In detail, Multiscale PHATE identified that the CD14−CD16hi and CD14+CD16int monocytes were elevated during severe COVID-19, and CD16 positively correlated with SARS-CoV-2-related death. In contrast, the human leukocyte antigen–DR isotype (HLA-DR) and CD14 correlated with survival. A unique monocyte population associated with mortality was identified by PHATE, named CD14−CD16hiHLA-DRlo. PHATE indicates although CD66b and CD14 neutrophils correlated negatively with COVID-19-related mortality, elevated side scatter (SSC) and forward scatter (FSC) in neutrophils were linked to SARS-CoV-2-associated death. This inference suggests CD16hiCD66blo neutrophils were elevated in people who died of SARS-CoV-2 infection.
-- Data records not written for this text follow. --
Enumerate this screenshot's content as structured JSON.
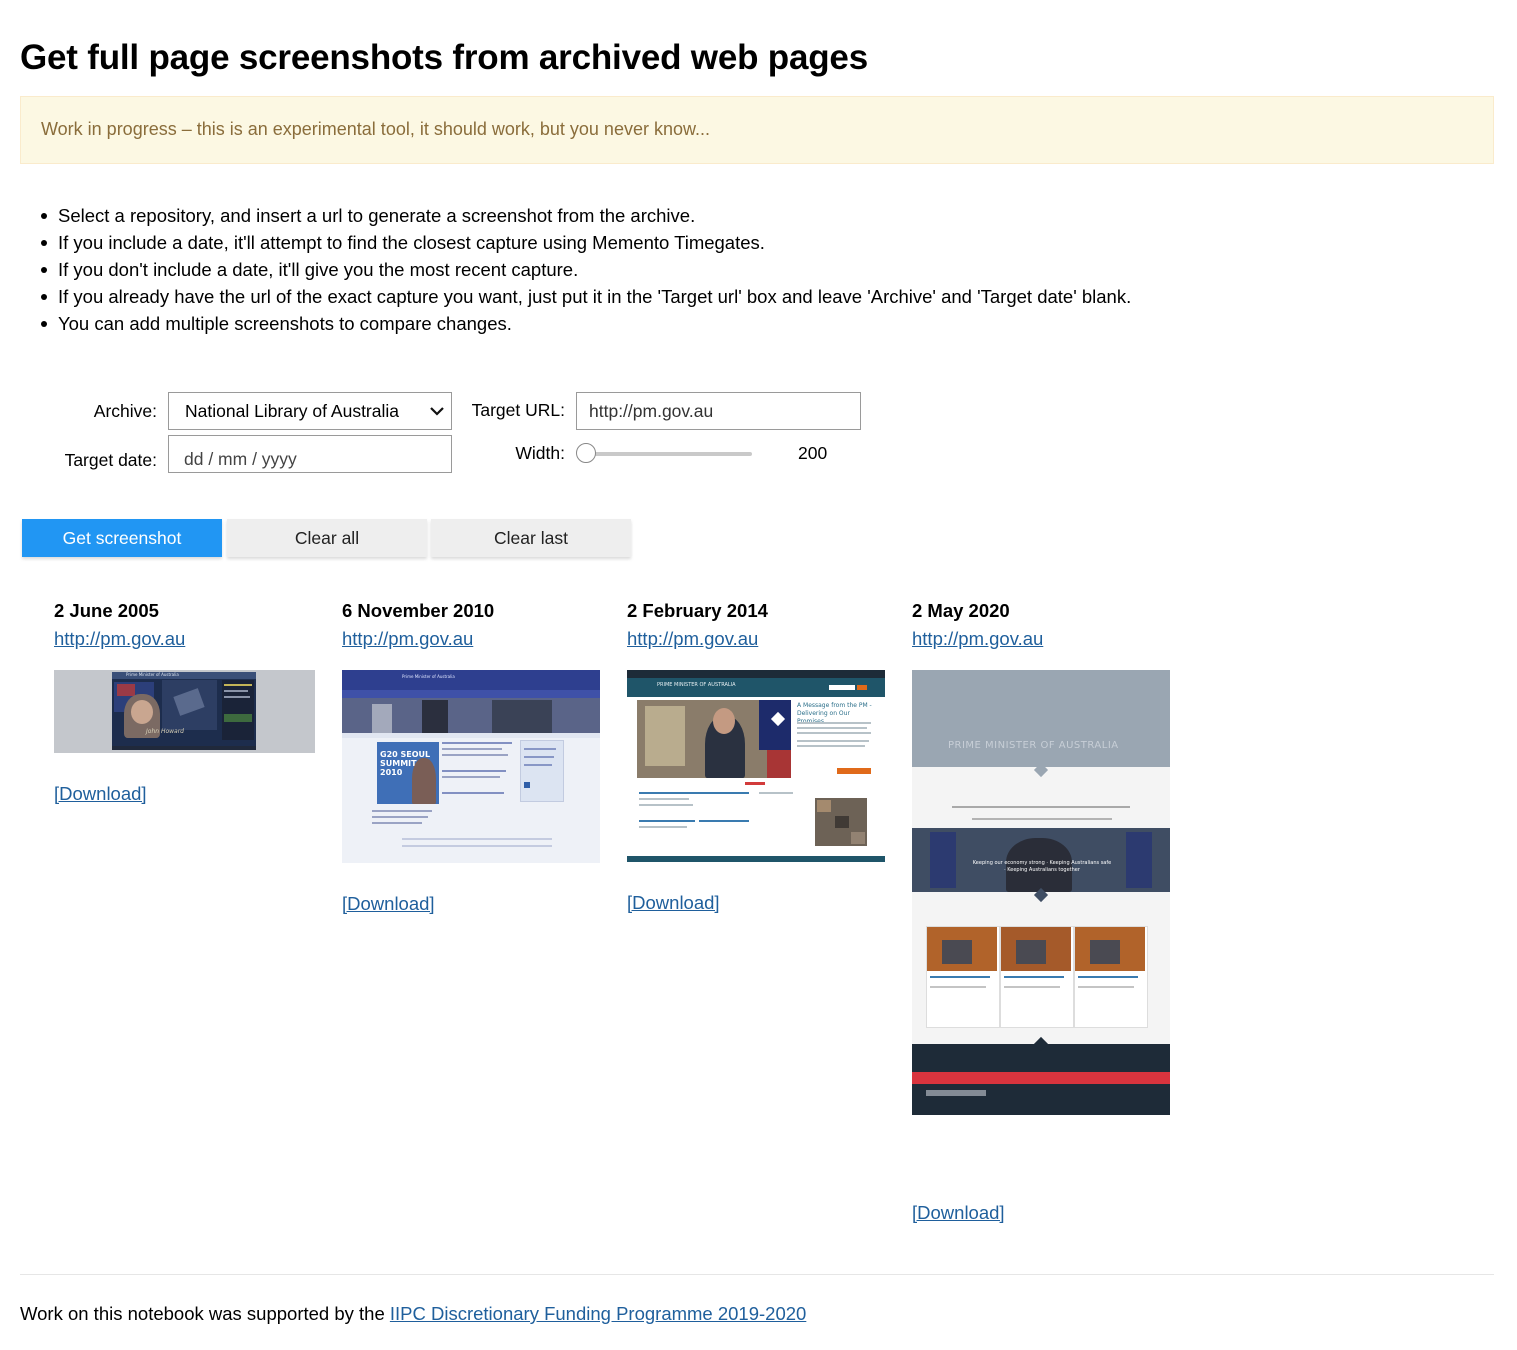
{
  "page": {
    "title": "Get full page screenshots from archived web pages",
    "warning": "Work in progress – this is an experimental tool, it should work, but you never know..."
  },
  "instructions": [
    "Select a repository, and insert a url to generate a screenshot from the archive.",
    "If you include a date, it'll attempt to find the closest capture using Memento Timegates.",
    "If you don't include a date, it'll give you the most recent capture.",
    "If you already have the url of the exact capture you want, just put it in the 'Target url' box and leave 'Archive' and 'Target date' blank.",
    "You can add multiple screenshots to compare changes."
  ],
  "form": {
    "archive_label": "Archive:",
    "archive_value": "National Library of Australia",
    "target_url_label": "Target URL:",
    "target_url_value": "http://pm.gov.au",
    "target_date_label": "Target date:",
    "target_date_placeholder": "dd / mm / yyyy",
    "width_label": "Width:",
    "width_value": "200",
    "width_slider_fraction": 0.0
  },
  "buttons": {
    "get_screenshot": "Get screenshot",
    "clear_all": "Clear all",
    "clear_last": "Clear last"
  },
  "screenshots": [
    {
      "date": "2 June 2005",
      "url": "http://pm.gov.au",
      "download": "[Download]",
      "thumb_text": {
        "header": "Prime Minister of Australia",
        "signature": "John Howard"
      }
    },
    {
      "date": "6 November 2010",
      "url": "http://pm.gov.au",
      "download": "[Download]",
      "thumb_text": {
        "header": "Prime Minister of Australia",
        "badge": "G20 SEOUL SUMMIT 2010"
      }
    },
    {
      "date": "2 February 2014",
      "url": "http://pm.gov.au",
      "download": "[Download]",
      "thumb_text": {
        "header": "PRIME MINISTER OF AUSTRALIA",
        "headline": "A Message from the PM - Delivering on Our Promises"
      }
    },
    {
      "date": "2 May 2020",
      "url": "http://pm.gov.au",
      "download": "[Download]",
      "thumb_text": {
        "header": "PRIME MINISTER OF AUSTRALIA",
        "tagline": "Keeping our economy strong · Keeping Australians safe · Keeping Australians together"
      }
    }
  ],
  "footer": {
    "text": "Work on this notebook was supported by the ",
    "link": "IIPC Discretionary Funding Programme 2019-2020"
  },
  "colors": {
    "primary_button": "#2196f3",
    "warning_background": "#fcf8e3",
    "warning_text": "#8a6d3b",
    "link": "#1f5f9c"
  },
  "icons": {
    "select_arrow": "chevron-down-icon"
  }
}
While PHATE revealed that the antibody-secreting B cells called plasmablasts or CD86loHLADR−/CXCR3+ were elevated in people suffering adverse COVID-19 outcomes, the late-activated mature B cells named CD86 were associated with survival in SARS-CoV-2. The CD4+ interferon (IFN)-γ+ granzyme B+ Th17 cells were enriched in individuals who died of COVID-19. CD8+ T cell subset, T effector memory re-expressing CD45RA (TEMRA) cells were elevated in those with severe SARS-CoV-2 infection. Additionally, the activation state markers like CD45RA and HLA-DR over all CD8+ T cells were associated with COVID-19-related death in conditional density resampled estimate of mutual information (DREMI) analysis.
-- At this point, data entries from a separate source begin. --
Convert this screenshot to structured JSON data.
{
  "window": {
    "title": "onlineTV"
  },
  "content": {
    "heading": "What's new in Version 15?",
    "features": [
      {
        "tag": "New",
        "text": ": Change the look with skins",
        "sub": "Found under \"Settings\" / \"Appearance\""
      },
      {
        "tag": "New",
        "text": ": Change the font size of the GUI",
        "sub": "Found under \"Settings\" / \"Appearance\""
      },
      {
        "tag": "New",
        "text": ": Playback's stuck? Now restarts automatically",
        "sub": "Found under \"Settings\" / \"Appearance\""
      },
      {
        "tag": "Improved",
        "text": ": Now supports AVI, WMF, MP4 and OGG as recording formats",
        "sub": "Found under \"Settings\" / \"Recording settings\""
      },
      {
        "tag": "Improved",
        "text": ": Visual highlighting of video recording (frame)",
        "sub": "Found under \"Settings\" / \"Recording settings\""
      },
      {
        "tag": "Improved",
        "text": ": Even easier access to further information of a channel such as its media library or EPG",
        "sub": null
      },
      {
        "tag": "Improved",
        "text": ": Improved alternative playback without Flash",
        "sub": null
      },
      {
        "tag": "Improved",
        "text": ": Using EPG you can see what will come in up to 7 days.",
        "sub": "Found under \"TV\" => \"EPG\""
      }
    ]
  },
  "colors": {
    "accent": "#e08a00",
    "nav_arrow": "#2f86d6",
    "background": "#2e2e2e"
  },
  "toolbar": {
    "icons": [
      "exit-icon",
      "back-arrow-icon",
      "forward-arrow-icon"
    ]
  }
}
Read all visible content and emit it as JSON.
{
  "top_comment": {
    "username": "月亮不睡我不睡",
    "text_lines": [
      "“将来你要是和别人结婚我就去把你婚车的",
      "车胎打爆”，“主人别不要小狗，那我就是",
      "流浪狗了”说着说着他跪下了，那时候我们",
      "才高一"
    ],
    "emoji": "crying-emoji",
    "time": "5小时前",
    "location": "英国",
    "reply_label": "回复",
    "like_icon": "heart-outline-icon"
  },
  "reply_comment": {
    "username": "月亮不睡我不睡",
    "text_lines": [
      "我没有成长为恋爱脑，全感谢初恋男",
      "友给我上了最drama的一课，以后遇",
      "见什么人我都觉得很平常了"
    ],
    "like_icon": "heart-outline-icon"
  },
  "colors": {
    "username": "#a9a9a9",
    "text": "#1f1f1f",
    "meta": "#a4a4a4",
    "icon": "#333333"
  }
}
The DREMI analysis indicated that younger individuals and females were associated with an increased likelihood of mounting a robust T cell response in SARS-CoV-2 infection. Multiscale PHATE exhibited a prediction accuracy of 83.7±0.6% through five-time cross-validation, an accuracy of 74.2±0.8% for death cases, and 85.5±0.7% for survival cases. The myeloid-focused flow-cytometry panel of Multiscale PHATE identified that T cells, CD16hi neutrophils, and monocytes were three of the top-most predictors of eventual disease outcome in COVID-19. However, PHATE-derived outcomes exhibited 64.7±1.1% and 73.8±0.8% lower accuracy compared to the Louvain-computed and flow cytometry-gated populations results, respectively.
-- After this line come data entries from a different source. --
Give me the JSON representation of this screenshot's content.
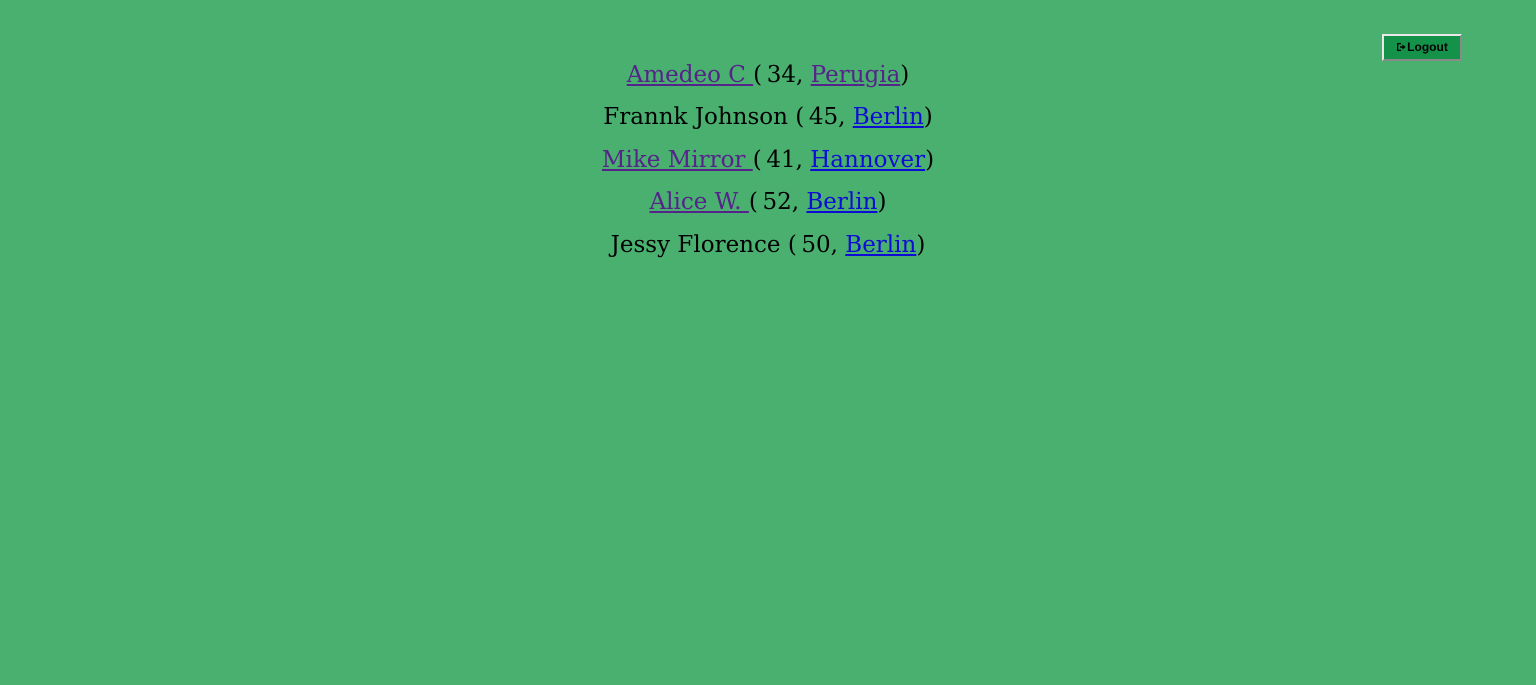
{
  "header": {
    "logout_label": "Logout"
  },
  "people": [
    {
      "name": "Amedeo C ",
      "name_is_link": true,
      "age": "34",
      "city": "Perugia",
      "city_visited": true
    },
    {
      "name": "Frannk Johnson ",
      "name_is_link": false,
      "age": "45",
      "city": "Berlin",
      "city_visited": false
    },
    {
      "name": "Mike Mirror ",
      "name_is_link": true,
      "age": "41",
      "city": "Hannover",
      "city_visited": false
    },
    {
      "name": "Alice W. ",
      "name_is_link": true,
      "age": "52",
      "city": "Berlin",
      "city_visited": false
    },
    {
      "name": "Jessy Florence ",
      "name_is_link": false,
      "age": "50",
      "city": "Berlin",
      "city_visited": false
    }
  ],
  "colors": {
    "background": "#4ab06f",
    "button": "#14924a",
    "visited_link": "#55238a",
    "unvisited_link": "#0d0bd6"
  },
  "icons": {
    "logout": "sign-out-icon"
  }
}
DREMI and conditional-density rescaled visualization (DREVI) analysis between PHATE-derived likelihood score for COVID-19 outcomes and clinical features indicated that systemic inflammatory markers, organ dysfunction, and markers of physiologic instability were linked to high risks of COVID-19-related mortality. Further, DREMI analysis suggested that the prolonged COVID-19 recovery period strongly correlated with kidney dysfunction and age.
Conclusion
The study findings offer a multiscale biological data exploration strategy to visualize, group, and analyze large-scale datasets. The Multiscale PHATE approach addresses a crucial gap in biological data exploration as it discovered clustering of data at different scales that predicted the clinical outcomes. In contrast to the existing clustering or dimensionality approaches, Multiscale PHATE provides a rapid manifold learning-based strategy for unveiling a continuum of structure and feature resolutions by comprehending data topology. Moreover, Multiscale PHATE can be used in conjunction with DREMI and manifold enhancement of latent dimensions (MELD) to derive detailed understandings of biological processes.
While T cells were associated with a protective effect, Multiscale PHATE combined with DREMI and MELD analysis identified a pathogenic CD4+ IFN-γ+ granzyme B+ Th17 cell subpopulation associated with negative outcomes in SARS-CoV-2. Further, Multiscale PHATE's scalable technique becomes more crucial as datasets grow in size and the number of samples increases.